Since I've been working at the Foundation, I've been fascinated how nuanced and profound the idea of a customer can be. I would find myself in reading discussions with Associates where they were wrestling with the question of who their customers are. There's always a sense that donors are customers, but there's also discomfort with that as well. I did not have a good answer for them.
Then, one day a wise man named Paul heard a few of us talking about customers in a non-profit world. He looked a little stunned, and then said, "Read the Principle. Really read it." Here's the Foundation's Guiding Principle of Customer Focus: Understand and develop relationships with those who can most effectively advance the Science of LibertyTM.
It was at that point that my mental model of a customer changed. I'd spent months as a new employee in a non-profit searching for an end user. Meanwhile, my customers were all around me, and I didn't realize it.
I'm always looking for ways that I can help others learn and internalize the Guiding Principles. Has "really reading" a Guiding Principle helped you? What have you done to help internalize the Guiding Principles?

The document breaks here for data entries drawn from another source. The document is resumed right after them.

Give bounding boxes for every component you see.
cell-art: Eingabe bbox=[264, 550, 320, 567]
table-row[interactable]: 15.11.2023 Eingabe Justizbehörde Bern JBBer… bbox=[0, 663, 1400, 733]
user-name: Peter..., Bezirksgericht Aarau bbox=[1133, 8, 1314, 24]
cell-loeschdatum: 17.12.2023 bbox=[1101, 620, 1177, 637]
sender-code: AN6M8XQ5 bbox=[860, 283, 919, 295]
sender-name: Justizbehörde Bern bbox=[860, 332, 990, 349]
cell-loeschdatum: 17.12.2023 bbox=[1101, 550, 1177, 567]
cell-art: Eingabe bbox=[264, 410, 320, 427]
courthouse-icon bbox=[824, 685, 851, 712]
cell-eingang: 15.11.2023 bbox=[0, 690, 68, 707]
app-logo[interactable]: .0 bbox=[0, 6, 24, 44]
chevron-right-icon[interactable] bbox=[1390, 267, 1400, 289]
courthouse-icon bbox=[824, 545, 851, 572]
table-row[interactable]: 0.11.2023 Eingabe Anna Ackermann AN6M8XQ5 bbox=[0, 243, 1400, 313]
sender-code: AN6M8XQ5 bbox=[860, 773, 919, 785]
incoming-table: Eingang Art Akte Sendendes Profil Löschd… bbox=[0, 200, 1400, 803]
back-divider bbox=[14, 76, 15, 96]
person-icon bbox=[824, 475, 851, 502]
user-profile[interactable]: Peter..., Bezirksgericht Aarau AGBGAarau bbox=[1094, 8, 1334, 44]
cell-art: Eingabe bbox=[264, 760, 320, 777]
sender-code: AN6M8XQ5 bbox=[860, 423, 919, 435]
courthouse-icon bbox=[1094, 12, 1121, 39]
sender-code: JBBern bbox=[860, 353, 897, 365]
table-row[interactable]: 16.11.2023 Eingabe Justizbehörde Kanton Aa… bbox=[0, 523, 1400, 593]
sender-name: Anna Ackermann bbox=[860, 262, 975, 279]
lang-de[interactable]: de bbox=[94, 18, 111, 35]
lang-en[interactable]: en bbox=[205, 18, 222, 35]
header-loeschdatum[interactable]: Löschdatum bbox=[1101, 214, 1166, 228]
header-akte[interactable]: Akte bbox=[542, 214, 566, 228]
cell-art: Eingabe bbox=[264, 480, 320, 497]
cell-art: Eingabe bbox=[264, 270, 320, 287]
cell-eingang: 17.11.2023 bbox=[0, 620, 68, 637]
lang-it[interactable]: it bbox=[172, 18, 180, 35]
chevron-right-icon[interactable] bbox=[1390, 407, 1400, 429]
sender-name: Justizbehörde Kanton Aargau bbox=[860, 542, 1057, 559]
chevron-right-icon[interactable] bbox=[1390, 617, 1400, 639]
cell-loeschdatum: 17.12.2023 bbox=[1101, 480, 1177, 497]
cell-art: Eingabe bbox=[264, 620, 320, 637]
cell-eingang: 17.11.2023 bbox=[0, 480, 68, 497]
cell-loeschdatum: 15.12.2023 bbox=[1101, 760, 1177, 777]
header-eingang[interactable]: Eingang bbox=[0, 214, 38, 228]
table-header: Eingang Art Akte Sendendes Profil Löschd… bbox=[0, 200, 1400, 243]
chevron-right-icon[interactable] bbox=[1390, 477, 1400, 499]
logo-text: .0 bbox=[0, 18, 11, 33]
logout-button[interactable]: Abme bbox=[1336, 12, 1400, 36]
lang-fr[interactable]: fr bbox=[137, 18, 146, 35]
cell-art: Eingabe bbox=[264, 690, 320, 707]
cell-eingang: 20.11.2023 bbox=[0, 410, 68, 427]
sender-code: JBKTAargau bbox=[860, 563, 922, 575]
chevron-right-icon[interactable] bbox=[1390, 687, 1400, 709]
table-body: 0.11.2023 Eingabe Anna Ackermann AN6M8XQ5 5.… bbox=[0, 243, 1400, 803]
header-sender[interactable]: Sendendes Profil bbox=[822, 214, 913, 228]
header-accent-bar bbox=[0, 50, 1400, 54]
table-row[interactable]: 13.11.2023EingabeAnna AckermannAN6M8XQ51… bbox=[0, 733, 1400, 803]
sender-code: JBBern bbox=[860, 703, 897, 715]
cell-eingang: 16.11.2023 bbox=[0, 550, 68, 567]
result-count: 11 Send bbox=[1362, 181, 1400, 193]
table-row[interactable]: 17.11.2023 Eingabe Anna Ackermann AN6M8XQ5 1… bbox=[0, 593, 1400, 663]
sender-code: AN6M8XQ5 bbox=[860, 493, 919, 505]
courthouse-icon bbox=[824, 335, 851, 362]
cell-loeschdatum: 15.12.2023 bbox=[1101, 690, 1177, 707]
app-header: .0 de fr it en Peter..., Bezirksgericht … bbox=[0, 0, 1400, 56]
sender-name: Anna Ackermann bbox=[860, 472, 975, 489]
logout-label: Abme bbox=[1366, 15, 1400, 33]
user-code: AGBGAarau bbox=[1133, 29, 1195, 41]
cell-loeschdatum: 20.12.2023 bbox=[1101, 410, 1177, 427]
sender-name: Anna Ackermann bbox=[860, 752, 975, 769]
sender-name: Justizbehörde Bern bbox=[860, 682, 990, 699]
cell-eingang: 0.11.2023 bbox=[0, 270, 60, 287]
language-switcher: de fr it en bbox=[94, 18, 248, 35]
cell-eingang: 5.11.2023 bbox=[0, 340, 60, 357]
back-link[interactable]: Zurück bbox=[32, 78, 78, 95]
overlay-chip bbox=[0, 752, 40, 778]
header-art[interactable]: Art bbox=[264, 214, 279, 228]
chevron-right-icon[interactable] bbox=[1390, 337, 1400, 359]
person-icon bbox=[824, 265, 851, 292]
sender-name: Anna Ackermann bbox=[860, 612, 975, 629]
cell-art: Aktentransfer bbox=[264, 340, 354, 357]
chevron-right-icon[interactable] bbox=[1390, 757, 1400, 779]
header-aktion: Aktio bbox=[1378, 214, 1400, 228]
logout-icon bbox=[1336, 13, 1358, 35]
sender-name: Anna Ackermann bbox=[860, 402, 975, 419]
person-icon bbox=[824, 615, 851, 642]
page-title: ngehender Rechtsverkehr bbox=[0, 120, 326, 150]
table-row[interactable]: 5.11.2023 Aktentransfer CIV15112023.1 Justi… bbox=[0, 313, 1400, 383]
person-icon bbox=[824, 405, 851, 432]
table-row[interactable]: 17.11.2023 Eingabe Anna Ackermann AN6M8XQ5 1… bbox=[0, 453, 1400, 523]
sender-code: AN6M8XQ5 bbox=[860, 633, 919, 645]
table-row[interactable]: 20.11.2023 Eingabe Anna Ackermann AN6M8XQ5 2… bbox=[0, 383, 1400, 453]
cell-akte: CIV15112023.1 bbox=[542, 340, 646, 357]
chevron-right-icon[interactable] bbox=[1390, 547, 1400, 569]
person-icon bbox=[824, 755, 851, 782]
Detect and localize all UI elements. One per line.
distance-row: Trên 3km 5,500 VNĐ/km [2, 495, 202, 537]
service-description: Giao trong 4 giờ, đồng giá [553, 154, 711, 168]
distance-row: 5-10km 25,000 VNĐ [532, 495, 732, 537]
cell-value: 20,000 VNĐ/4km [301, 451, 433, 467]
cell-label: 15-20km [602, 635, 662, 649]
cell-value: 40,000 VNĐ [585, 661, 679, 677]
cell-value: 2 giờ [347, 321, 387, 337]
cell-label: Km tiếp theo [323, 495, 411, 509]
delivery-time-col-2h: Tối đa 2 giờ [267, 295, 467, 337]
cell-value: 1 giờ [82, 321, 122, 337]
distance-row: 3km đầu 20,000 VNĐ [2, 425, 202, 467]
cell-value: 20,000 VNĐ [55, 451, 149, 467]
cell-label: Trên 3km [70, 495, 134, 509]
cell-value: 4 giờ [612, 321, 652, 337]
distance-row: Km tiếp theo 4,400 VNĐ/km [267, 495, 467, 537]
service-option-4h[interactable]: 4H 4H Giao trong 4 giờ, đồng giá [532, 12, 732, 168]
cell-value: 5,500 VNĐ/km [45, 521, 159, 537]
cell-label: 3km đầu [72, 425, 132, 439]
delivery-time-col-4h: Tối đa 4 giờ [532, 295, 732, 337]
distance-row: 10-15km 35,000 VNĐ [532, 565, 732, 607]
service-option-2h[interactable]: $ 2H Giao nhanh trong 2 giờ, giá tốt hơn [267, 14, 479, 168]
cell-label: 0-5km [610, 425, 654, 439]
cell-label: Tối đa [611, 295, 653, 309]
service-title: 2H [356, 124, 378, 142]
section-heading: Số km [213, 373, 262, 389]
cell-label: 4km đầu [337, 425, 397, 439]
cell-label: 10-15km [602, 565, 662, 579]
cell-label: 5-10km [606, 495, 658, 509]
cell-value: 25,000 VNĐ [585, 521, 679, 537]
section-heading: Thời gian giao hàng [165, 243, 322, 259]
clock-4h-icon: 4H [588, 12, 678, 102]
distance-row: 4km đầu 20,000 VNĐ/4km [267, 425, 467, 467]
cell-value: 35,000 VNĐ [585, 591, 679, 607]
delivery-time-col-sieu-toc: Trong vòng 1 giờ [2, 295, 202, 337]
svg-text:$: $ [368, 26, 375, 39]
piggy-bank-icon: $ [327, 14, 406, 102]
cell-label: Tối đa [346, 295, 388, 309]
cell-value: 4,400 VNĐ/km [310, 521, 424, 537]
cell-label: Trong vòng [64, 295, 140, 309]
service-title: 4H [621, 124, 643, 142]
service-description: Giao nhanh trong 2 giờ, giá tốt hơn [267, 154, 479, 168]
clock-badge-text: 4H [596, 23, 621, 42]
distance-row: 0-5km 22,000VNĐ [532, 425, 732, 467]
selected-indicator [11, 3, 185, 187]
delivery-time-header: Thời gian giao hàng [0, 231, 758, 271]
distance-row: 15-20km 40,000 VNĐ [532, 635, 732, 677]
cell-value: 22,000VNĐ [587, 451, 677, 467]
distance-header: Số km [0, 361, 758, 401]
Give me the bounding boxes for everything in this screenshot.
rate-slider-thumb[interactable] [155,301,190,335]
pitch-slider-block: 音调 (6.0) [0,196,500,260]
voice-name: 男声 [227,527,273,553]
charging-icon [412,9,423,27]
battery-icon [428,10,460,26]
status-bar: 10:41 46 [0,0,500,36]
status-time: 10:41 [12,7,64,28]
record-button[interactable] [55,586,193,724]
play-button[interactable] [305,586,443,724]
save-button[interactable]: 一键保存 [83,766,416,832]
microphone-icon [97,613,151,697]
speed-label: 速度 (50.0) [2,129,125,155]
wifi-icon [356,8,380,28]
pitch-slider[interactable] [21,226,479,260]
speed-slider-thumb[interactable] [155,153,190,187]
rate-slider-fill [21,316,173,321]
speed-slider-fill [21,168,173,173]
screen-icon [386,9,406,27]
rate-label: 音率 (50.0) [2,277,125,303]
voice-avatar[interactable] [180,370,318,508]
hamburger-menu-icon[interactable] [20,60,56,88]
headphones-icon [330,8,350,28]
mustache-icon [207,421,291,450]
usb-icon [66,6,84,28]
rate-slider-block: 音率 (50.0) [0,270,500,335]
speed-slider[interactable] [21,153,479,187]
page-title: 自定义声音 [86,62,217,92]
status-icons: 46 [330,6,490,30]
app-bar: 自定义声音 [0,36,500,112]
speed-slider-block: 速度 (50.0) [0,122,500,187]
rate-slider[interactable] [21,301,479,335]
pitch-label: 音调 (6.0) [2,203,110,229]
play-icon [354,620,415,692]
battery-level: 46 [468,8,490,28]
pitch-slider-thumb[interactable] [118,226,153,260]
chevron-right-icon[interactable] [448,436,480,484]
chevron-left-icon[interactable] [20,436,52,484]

I have found a key with guiding principles is to read--and re-read--them, pulling them apart word-by-word if necessary. This is even more necessary when terms that need explanation are used; for example, "economic means" in Value Creation. Without understanding the concept(s) of economic (and political) means, the principle is basically just "work harder." But differentiating economic and political means give a better picture of the responsibility (and real value) of a company that eschews the political for the economical.
And, as you found, you can "live" with a principle for a very long time without figuring out how it fits in the puzzle of a business system. But when it does finally fit, understanding can radiate out and touch other principles, mental models, etc. A key is often having a good guide, as you had with Paul. Our MBM at a plant level would benefit greatly by having "wise ones" handy to push us along in our understanding and implementation.